Medtronic has received CE mark for the Evolut FX+ transcatheter aortic valve implantation (TAVI) system for the treatment of symptomatic severe aortic stenosis. This follows the recent US Food and Drug Administration (FDA) approval of the system in March 2024.
The latest Evolut FX+ TAVI system offers three larger coronary access windows through a modified diamond-shaped frame design, which are four times larger than regular cells of the Evolut TAVI system.
Evolut FX+ provides increased space for catheter maneuverability to facilitate access to coronary arteries of varying patient anatomies. The design builds on the leading valve performance, excellent durability, and excellent outcomes that clinicians expect from the Evolut platform.

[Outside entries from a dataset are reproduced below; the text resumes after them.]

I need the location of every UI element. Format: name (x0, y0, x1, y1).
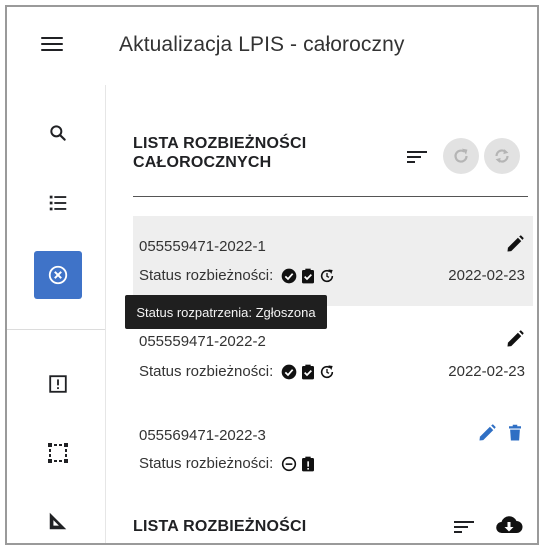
item-status: Status rozbieżności: (139, 455, 316, 472)
alert-box-icon (49, 375, 67, 393)
status-icons (281, 364, 335, 380)
list-icon (49, 195, 67, 211)
list-item[interactable]: 055559471-2022-1 Status rozbieżności: 20… (133, 216, 533, 306)
status-label: Status rozbieżności: (139, 363, 274, 380)
history-icon (321, 268, 334, 282)
sync-icon (495, 149, 509, 163)
sidebar-item-list[interactable] (34, 179, 82, 227)
list-item[interactable]: 055569471-2022-3 Status rozbieżności: (133, 403, 533, 493)
status-tooltip: Status rozpatrzenia: Zgłoszona (125, 295, 327, 329)
ruler-triangle-icon (49, 512, 67, 530)
status-icons (281, 456, 316, 472)
discrepancy-id: 055569471-2022-3 (139, 427, 266, 444)
item-date: 2022-02-23 (448, 363, 525, 380)
clipboard-alert-icon (302, 456, 315, 471)
cloud-download-icon[interactable] (495, 513, 523, 537)
status-icons (281, 268, 335, 284)
delete-icon[interactable] (505, 423, 525, 443)
minus-circle-icon (282, 456, 297, 471)
item-actions (505, 234, 525, 254)
sort-icon[interactable] (452, 517, 476, 537)
top-bar: Aktualizacja LPIS - całoroczny (7, 7, 537, 87)
sidebar-item-measure[interactable] (34, 497, 82, 543)
page-title: Aktualizacja LPIS - całoroczny (119, 33, 405, 56)
item-status: Status rozbieżności: (139, 363, 335, 380)
status-label: Status rozbieżności: (139, 455, 274, 472)
cancel-circle-icon (48, 265, 68, 285)
app-window: Aktualizacja LPIS - całoroczny LISTA ROZ… (5, 5, 539, 545)
discrepancy-id: 055559471-2022-1 (139, 238, 266, 255)
edit-icon[interactable] (505, 234, 525, 254)
select-frame-icon (48, 443, 68, 463)
edit-icon[interactable] (477, 423, 497, 443)
sidebar-item-search[interactable] (34, 109, 82, 157)
sidebar-item-report[interactable] (34, 360, 82, 408)
history-icon (321, 364, 334, 378)
check-circle-icon (281, 364, 297, 379)
discrepancy-id: 055559471-2022-2 (139, 333, 266, 350)
clipboard-check-icon (302, 364, 315, 379)
sidebar-item-discrepancies[interactable] (34, 251, 82, 299)
check-circle-icon (281, 268, 297, 283)
edit-icon[interactable] (505, 329, 525, 349)
item-date: 2022-02-23 (448, 267, 525, 284)
search-icon (50, 125, 66, 141)
title-line-1: LISTA ROZBIEŻNOŚCI (133, 135, 307, 152)
item-status: Status rozbieżności: (139, 267, 335, 284)
section-divider (133, 196, 528, 197)
item-actions (505, 329, 525, 349)
item-actions (477, 423, 525, 443)
sort-icon[interactable] (405, 147, 429, 167)
all-list-title: LISTA ROZBIEŻNOŚCI (133, 518, 307, 535)
refresh-icon (454, 148, 468, 163)
sidebar-separator (7, 329, 105, 330)
title-line-2: CAŁOROCZNYCH (133, 154, 272, 171)
sidebar-item-select-area[interactable] (34, 429, 82, 477)
refresh-button[interactable] (443, 138, 479, 174)
clipboard-check-icon (302, 268, 315, 283)
menu-icon[interactable] (41, 37, 63, 55)
status-label: Status rozbieżności: (139, 267, 274, 284)
sync-button[interactable] (484, 138, 520, 174)
year-round-list-title: LISTA ROZBIEŻNOŚCI CAŁOROCZNYCH (133, 134, 306, 172)
sidebar-divider (105, 85, 106, 543)
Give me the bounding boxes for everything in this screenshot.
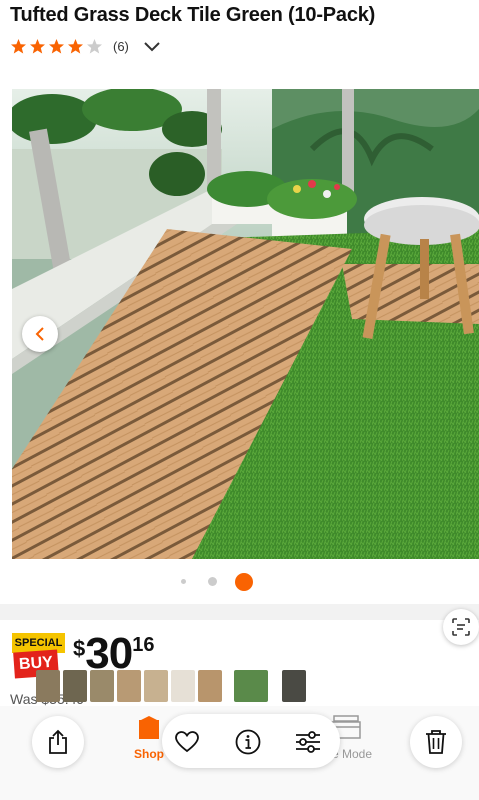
star-filled-icon [30,39,45,54]
section-divider [0,604,479,620]
pagination-dot[interactable] [208,577,217,586]
scan-text-icon [452,618,470,636]
thumbnail[interactable] [234,670,268,702]
thumbnail[interactable] [171,670,195,702]
previous-image-button[interactable] [22,316,58,352]
star-rating [10,38,105,55]
price-cents: 16 [132,634,155,656]
shop-tab-label[interactable]: Shop [134,747,164,761]
thumbnail[interactable] [198,670,222,702]
pagination-dot-active[interactable] [235,573,253,591]
shop-icon[interactable] [138,716,160,740]
heart-icon [175,731,199,753]
star-filled-icon [68,39,83,54]
trash-icon [426,730,446,754]
gallery-pagination [0,572,479,592]
chevron-left-icon [35,327,44,341]
info-button[interactable] [234,728,262,756]
deck-tile-photo [12,89,479,559]
product-page: Tufted Grass Deck Tile Green (10-Pack) (… [0,0,479,800]
favorite-button[interactable] [174,730,200,754]
thumbnail[interactable] [282,670,306,702]
star-filled-icon [11,39,26,54]
thumbnail[interactable] [117,670,141,702]
scan-text-button[interactable] [443,609,479,645]
star-filled-icon [49,39,64,54]
info-icon [235,729,261,755]
price-currency: $ [73,636,86,661]
share-icon [49,729,67,754]
rating-row[interactable]: (6) [10,38,161,55]
star-empty-icon [87,39,102,54]
thumbnail[interactable] [90,670,114,702]
chevron-down-icon[interactable] [143,41,161,53]
thumbnail[interactable] [63,670,87,702]
product-title: Tufted Grass Deck Tile Green (10-Pack) [10,4,376,26]
sliders-icon [296,731,320,753]
thumbnail-gap [225,670,231,702]
thumbnail[interactable] [36,670,60,702]
thumbnail[interactable] [144,670,168,702]
photo-thumbnails [36,670,309,704]
adjust-button[interactable] [294,729,322,755]
delete-button[interactable] [410,716,462,768]
share-button[interactable] [32,716,84,768]
thumbnail-gap [271,670,279,702]
rating-count[interactable]: (6) [113,39,129,54]
product-image[interactable] [12,89,479,559]
pagination-dot[interactable] [181,579,186,584]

“We are excited to complete this momentous milestone and expand our solutions for severe aortic stenosis across Europe,” said Jorie Soskin, vice president and general manager, Structural Heart within the Structural Heart & Aortic business, which is part of the Cardiovascular Portfolio at Medtronic. “Through our promise of continued innovation for the Evolut TAVI platform, we have delivered a more advanced and minimally invasive treatment option with proven valve performance and durability to physicians and patients across the globe.”
“The Medtronic Evolut FX+ system represents a significant step forward in the evolution of heart valve disease care,” said Didier Tchetche, interventional cardiologist and director of the Structural Heart Disease Department at Clinique Pasteur in Toulouse, France. “This advanced technology enables coronary access across multiple patient anatomies and offers clinicians a contemporary tool to improve outcomes without compromising an established valve performance. We are excited to see this innovative solution approved in European regions and look forward to using it for the benefit of patients.”

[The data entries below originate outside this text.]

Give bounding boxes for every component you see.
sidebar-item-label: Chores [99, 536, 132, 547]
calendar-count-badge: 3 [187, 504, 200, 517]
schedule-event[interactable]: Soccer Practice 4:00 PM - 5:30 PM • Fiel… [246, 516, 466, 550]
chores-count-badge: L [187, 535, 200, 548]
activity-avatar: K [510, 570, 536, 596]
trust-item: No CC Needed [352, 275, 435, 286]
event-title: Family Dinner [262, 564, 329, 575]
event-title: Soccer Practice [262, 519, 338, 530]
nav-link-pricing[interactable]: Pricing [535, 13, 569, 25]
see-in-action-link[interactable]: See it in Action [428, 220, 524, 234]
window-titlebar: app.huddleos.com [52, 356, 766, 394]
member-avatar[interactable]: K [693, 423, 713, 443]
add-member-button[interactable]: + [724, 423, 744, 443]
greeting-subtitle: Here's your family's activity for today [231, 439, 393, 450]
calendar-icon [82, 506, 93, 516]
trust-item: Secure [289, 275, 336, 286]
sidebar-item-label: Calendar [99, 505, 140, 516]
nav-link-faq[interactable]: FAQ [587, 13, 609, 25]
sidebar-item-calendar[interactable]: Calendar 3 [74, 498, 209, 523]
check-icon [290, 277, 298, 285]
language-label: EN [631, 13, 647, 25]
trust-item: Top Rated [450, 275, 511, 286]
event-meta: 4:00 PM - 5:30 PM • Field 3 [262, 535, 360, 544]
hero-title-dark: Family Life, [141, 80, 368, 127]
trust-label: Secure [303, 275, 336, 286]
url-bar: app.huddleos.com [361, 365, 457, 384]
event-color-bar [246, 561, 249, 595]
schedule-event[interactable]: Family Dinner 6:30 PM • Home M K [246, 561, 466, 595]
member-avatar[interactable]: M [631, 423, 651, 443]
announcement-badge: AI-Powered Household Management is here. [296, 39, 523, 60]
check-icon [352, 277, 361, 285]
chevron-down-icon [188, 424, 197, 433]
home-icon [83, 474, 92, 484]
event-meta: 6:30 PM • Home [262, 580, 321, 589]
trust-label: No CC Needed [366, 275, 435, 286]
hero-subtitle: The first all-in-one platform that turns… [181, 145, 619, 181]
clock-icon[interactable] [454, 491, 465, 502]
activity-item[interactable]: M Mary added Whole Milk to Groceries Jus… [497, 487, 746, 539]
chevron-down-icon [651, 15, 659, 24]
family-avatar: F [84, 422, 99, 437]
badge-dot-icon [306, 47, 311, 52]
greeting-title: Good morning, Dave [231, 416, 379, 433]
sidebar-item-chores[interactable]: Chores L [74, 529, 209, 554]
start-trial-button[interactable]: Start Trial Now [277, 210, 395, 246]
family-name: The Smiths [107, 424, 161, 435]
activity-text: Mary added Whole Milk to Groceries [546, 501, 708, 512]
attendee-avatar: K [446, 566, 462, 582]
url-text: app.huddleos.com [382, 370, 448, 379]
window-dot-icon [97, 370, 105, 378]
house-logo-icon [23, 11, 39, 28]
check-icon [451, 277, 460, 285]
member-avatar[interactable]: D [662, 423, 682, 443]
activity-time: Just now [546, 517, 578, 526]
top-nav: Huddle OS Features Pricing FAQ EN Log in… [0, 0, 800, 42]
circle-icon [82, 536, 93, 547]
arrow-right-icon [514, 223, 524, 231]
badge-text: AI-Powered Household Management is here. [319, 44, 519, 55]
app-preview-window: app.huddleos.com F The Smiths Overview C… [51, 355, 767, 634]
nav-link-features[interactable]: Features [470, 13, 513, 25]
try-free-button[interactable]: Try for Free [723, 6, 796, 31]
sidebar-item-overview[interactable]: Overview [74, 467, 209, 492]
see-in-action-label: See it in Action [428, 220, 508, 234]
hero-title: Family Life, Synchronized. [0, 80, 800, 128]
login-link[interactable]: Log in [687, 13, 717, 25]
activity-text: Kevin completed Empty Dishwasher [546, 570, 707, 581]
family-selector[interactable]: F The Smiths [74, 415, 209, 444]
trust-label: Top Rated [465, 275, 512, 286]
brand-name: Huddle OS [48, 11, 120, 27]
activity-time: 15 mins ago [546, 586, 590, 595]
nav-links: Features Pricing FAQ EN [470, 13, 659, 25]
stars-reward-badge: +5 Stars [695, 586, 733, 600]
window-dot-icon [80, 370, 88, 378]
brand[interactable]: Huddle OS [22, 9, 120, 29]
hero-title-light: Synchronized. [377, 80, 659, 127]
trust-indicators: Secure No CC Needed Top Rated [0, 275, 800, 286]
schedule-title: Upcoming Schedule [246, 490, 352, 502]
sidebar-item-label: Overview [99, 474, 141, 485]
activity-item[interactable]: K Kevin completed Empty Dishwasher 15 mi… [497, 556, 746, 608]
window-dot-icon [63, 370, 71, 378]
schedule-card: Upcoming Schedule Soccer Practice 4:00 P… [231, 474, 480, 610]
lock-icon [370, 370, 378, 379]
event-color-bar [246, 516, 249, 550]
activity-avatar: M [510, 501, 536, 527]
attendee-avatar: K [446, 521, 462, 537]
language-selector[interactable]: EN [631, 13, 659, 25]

The Evolut FX+ TAVI system is indicated for symptomatic severe aortic stenosis adult patients across all risk categories (extreme, high, intermediate, and low) in the European Union and is also indicated for symptomatic severe aortic stenosis patients across all risk categories in the USA. The Evolut FX+ system is expected to be commercially available across Europe in the coming weeks as teams and physicians are trained on this new technology.